一人っ子のアキラにとって、緒方の存在は,囲碁を教えてくれたり、自分の面倒を
見てくれる少し年の離れたお兄さんのようなものなのです。
「ハハハ、そうだな。こんなに天気がいいのに家にいるのも勿体ないし、
どこか公園でも行こうか?」
緒方の提案に、アキラはもう大興奮です。
「わぁいっ、こうえんにいくんだぁっ!!ねぇねぇ、おやつをもっていこうよ、
おがたくぅん!れいぞうこのプリン、もってっちゃだめかなぁ?」
満面の笑みを浮かべながらはしゃぎまわるアキラを緒方はひょいと持ち上げると、
立ち上がって肩車をしてやりました。
「プリンか……。そうだ、冷凍庫に保冷剤があったはずだな。よし、アキラ君の
お望み通り、プリンを持って出かけるとするか!」
アキラは緒方の肩の上で嬉しそうに手を叩きました。
「わぁいっ、プリンだプリンだぁっ!!あっ、そうだっ!すいとうにむぎちゃを
いれていこうねっ、おがたくんっ!!」
緒方は「仰せの通りに致しましょう」とおどけたように返事をして、アキラを
肩から床に降ろすと、アキラの鼻の先に指を当てて言いました。
「洗面所に日焼け止めがあるから、ちょっと待ってるんだよ。日焼け止めを塗ったら、
おやつの準備開始だ」
(4)
緒方が日焼け止めを取りに部屋から出ていくと、アキラは腕を大きく振り上げながら
部屋中をぐるぐるスキップし始めました。
可愛らしいおかっぱに切り揃えられたアキラの髪が、スキップする度に軽やかに揺れます。

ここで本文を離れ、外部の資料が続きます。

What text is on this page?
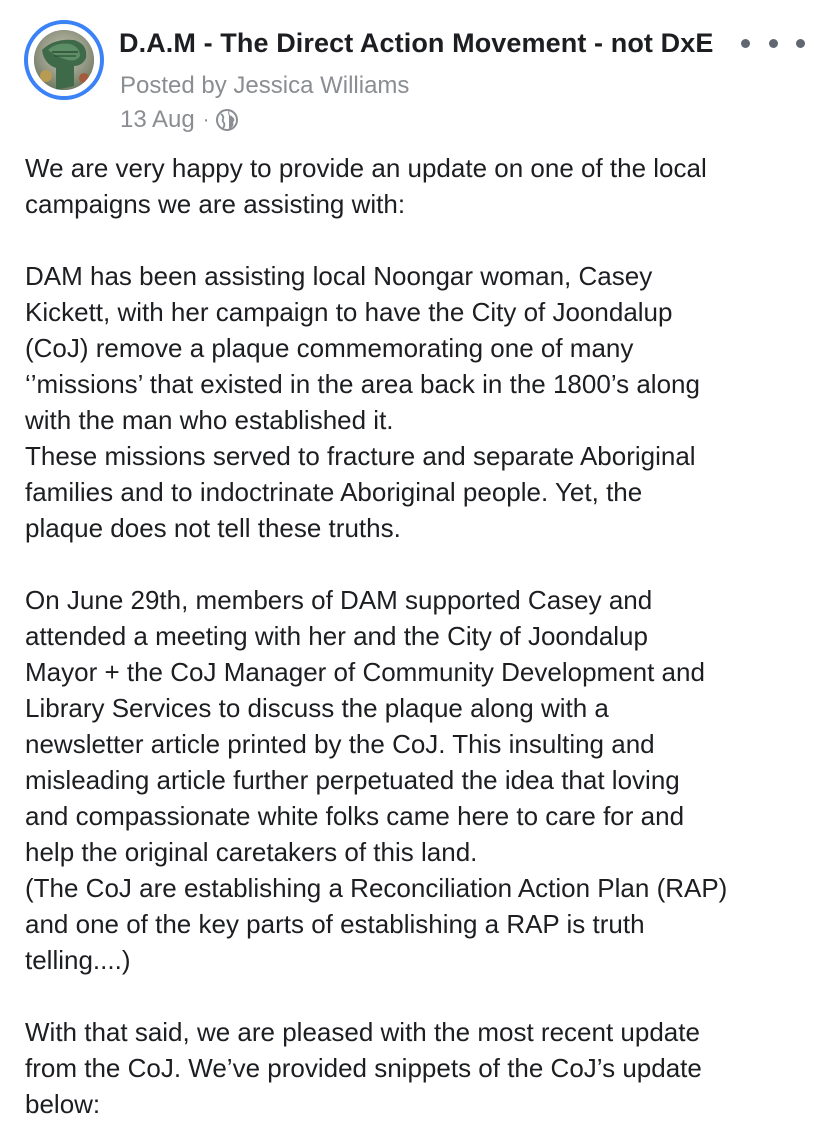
D.A.M - The Direct Action Movement - not DxE
Posted by Jessica Williams
13 Aug ·

We are very happy to provide an update on one of the local
campaigns we are assisting with:

DAM has been assisting local Noongar woman, Casey
Kickett, with her campaign to have the City of Joondalup
(CoJ) remove a plaque commemorating one of many
‘’missions’ that existed in the area back in the 1800’s along
with the man who established it.
These missions served to fracture and separate Aboriginal
families and to indoctrinate Aboriginal people. Yet, the
plaque does not tell these truths.

On June 29th, members of DAM supported Casey and
attended a meeting with her and the City of Joondalup
Mayor + the CoJ Manager of Community Development and
Library Services to discuss the plaque along with a
newsletter article printed by the CoJ. This insulting and
misleading article further perpetuated the idea that loving
and compassionate white folks came here to care for and
help the original caretakers of this land.
(The CoJ are establishing a Reconciliation Action Plan (RAP)
and one of the key parts of establishing a RAP is truth
telling....)

With that said, we are pleased with the most recent update
from the CoJ. We’ve provided snippets of the CoJ’s update
below:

突然、ふと思い出したように立ち止まると、アキラは家中に響き渡るような大きな声で言いました。
「おがたくぅんっ、おぼうしもかぶたっほうがいいよねぇっ!!ボクのおぼうしどこかなぁっ?」
そこへ緒方がくすくす笑いながら、日焼け止めと茶色の帽子を持って現れました。
アキラは驚いたような表情で緒方を見上げます。
「おがたくんはまほうつかいみたいだなぁ……。おがたくんはボクのかんがえてることみんな
わかっちゃうの?」
緒方はアキラの頭を軽くポンポンと撫でてやると、アキラの前に膝をつき、
日焼け止めのキャップを開けて中身をアキラの顔や腕や足に塗り始めました。
「みんなかどうかはわからないな。でも今日のアキラ君の格好に、この帽子が似合うだろうと
思ったんでね」
そう言って、ウインクして見せる緒方をアキラは「えへへ」と照れ笑いを浮かべながら
嬉しそうに見つめました。
(5)
茶色い帽子を被り、同色の革靴を履いたアキラは、緒方としっかり
手を繋いで元気よくてくてくと歩き出しました。
緒方が持つ紺色の帆布のトートバッグには、保冷剤を入れてしっかり
タオルで包んだプリンが二つと、冷たい麦茶を入れた魔法瓶、そして
バナナも入っています。
アキラの歩くペースは、足の長い緒方がわざわざ気を遣う必要もないほど
速く、力強いもので、アキラの喜びようが緒方にもひしひしと伝わってきました。
「さて、どこの公園に行こうか、アキラ君?」
緒方は繋いだアキラの手を軽く振りながら尋ねました。
「ボク、いっぱいあるけるよ!ちょっととおいところまでいってみようよっ!!」
勇ましく答えるアキラを楽しそうに見つめながら、緒方は言いました。
「そうだな……、確か少し先に大きな噴水のある公園があったな。
アキラ君、行ったことはあるかい?」
アキラはびっくりしたように目をまん丸くさせて、緒方の顔を凝視しました。
「……おおきなふんすい?すごぉいっ!!いったことないや。ボク、
そこいきたいっ、そこいきたいっ!!」
アキラは大はしゃぎで、ぴょんぴょん飛び跳ねながら緒方と繋いだ手を
ぶんぶんと勢いよく振りました。